In $\triangle ABC$, if length of medians $BE$ and $CF$ are $12$ and $9$ respectively. Find $\triangle_{max}$
My attempt is as follows:-
$$\triangle=\dfrac{1}{2}bc\sin A$$
For having the maximum area, $$A=90^{\circ}$$
$$\triangle_{max}=\dfrac{1}{2}bc$$
According to the above figure,
$$BE=12$$ $$AC=b$$ $$AE=EC=\dfrac{b}{2}$$ $$CF=9$$ $$BA=c$$ $$BF=FA=\dfrac{c}{2}$$
For $\triangle AEB$,
$$AB^2+AE^2=BE^2$$ $$c^2+\left(\dfrac{b}{2}\right)^2=12^2$$ $$4c^2+b^2=144\cdot4\tag{1}$$
For $\triangle FAC$
$$AC^2+AF^2=CF^2$$ $$b^2+\left(\dfrac{c}{2}\right)^2=9^2$$ $$4b^2+c^2=81\cdot4\tag{2}$$
Solving equations $(1)$ and $(2)$
$$16b^2-b^2=81\cdot4\cdot4-144\cdot4$$ $$15b^2=144(9-4)$$ $$b^2=48$$ $$b=4\sqrt{3}$$
Putting the value of $b$ in $(1)$
$$4\cdot48+c^2=324$$ $$c^2=132$$ $$c=2\sqrt{33}$$
Hence $$\triangle_{max}=\dfrac{1}{2}8\sqrt{99}$$ $$\triangle_{max}=12\sqrt{11}$$
But actual answer is $72$. But this method seems to be correct, why am I not getting the correct answer from this method? Please help me in this.

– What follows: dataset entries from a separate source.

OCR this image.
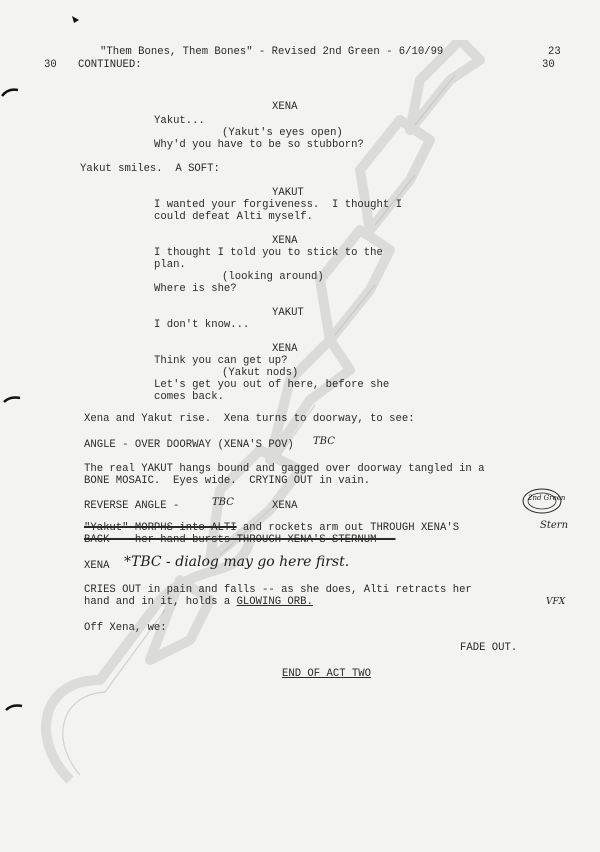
"Them Bones, Them Bones" - Revised 2nd Green - 6/10/99	23
30 CONTINUED:	30
XENA
Yakut...
(Yakut's eyes open)
Why'd you have to be so stubborn?
Yakut smiles.  A SOFT:
YAKUT
I wanted your forgiveness.  I thought I
could defeat Alti myself.
XENA
I thought I told you to stick to the
plan.
(looking around)
Where is she?
YAKUT
I don't know...
XENA
Think you can get up?
(Yakut nods)
Let's get you out of here, before she
comes back.
Xena and Yakut rise.  Xena turns to doorway, to see:
ANGLE - OVER DOORWAY (XENA'S POV) TBC
The real YAKUT hangs bound and gagged over doorway tangled in a
BONE MOSAIC.  Eyes wide.  CRYING OUT in vain.
REVERSE ANGLE -	TBC	XENA
2nd Green
"Yakut" MORPHS into ALTI and rockets arm out THROUGH XENA'S	Stern
BACK -- her hand bursts THROUGH XENA'S STERNUM --
XENA *TBC - dialog may go here first.
CRIES OUT in pain and falls -- as she does, Alti retracts her
hand and in it, holds a GLOWING ORB.	VFX
Off Xena, we:
FADE OUT.
END OF ACT TWO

It's true that a triangle with given sides $b$ and $c$ attains it's maximum area when $\angle A = 90^{\circ}$.
But it's not true that a triangle with given medians attains it's maximum area when one of it's angle is a right angle which you assume in your attempt.
Here's one useful lemma to tackle the problem :
You could find the proof here or in Problems in Plane and Solid Geometry by V. Prasolov at page 26 problem 1.36.
Using this lemma, we construct another triangle $\triangle XYZ$ whose sides length area equal to the median lengths of $\triangle ABC$. Now, we are already given that two sides length of $\triangle XYZ$ are $12$ and $9$. Since $[ABC] = \frac{4}{3}[XYZ]$, in order to maximize $[ABC]$, it suffices to maximize $[XYZ]$. But clearly, the maximum area of $[XYZ]$ is $\frac{1}{2} \times 12 \times 9 = 54$. Thus, the maximum area of $ABC$ is $\frac{4}{3} \times 54 = 72$.